Wenn die Pausenglocke läutet
Ein pyramidenförmiges Dach in einer fachwerkartigen Holz-Konstruktion bildet einen Raum von festlicher Grandeur. Genau das hatten die Architekten von Maccreanor Lavington für die neue Schulkantine der Ibstock Place School im Sinn.
Lange, triste Gänge, hinter deren Türen die immer gleichen Klassenzimmer. Und über allem liegt eine Angespanntheit, die sich bis in den letzten Winkel zieht. So erinnern sich wohl viele an ihre Schule aus Kindheitstagen. Während der große Bestand der Bildungsanstalten seinen baulichen und pädagogischen Schatten bis in die Gegenwart wirft, bringt die moderne Schularchitektur neue Ansätze für den Unterrichtsalltag hervor.
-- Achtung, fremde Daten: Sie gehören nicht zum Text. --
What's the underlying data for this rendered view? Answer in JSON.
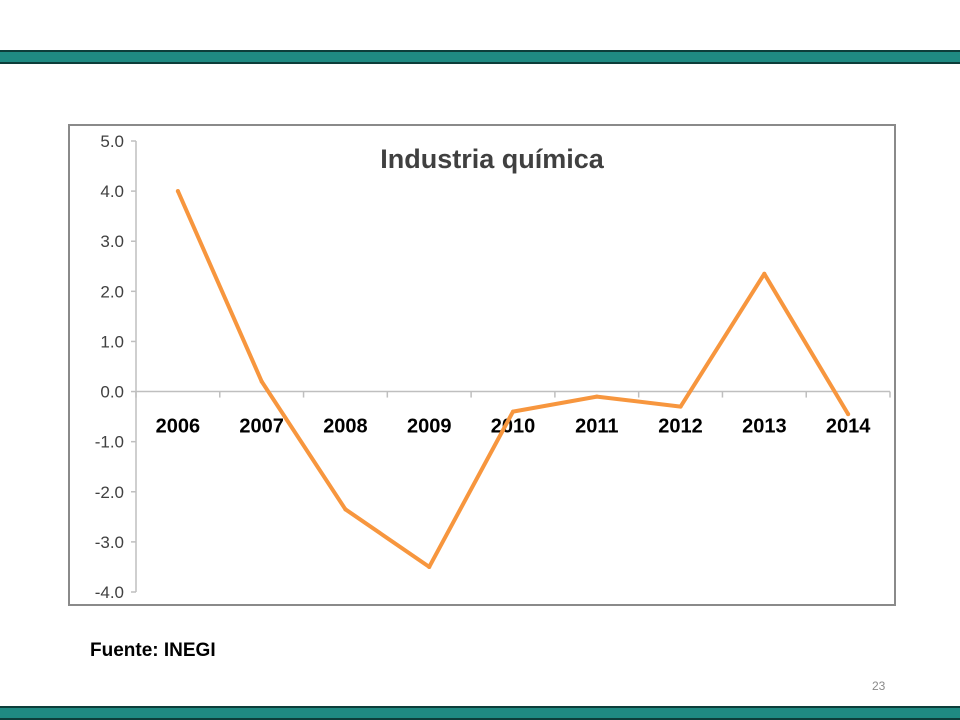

An der Schnittstelle von Pädagogik und Architektur entstehen inhaltliche und räumliche Konzepte, die von allen Beteiligten auf Augenhöhe neu verhandelt werden. Das Ziel ist für Architekten, Bauherrschaft, Schüler und Lehrpersonal gleichermaßen klar: Die Schule von morgen soll ein erbaulicher Ort sein.
Unser Augenmerk lag darauf, einen ruhigen und beschaulichen Raum zu kreieren, den seine Nutzer genießen können.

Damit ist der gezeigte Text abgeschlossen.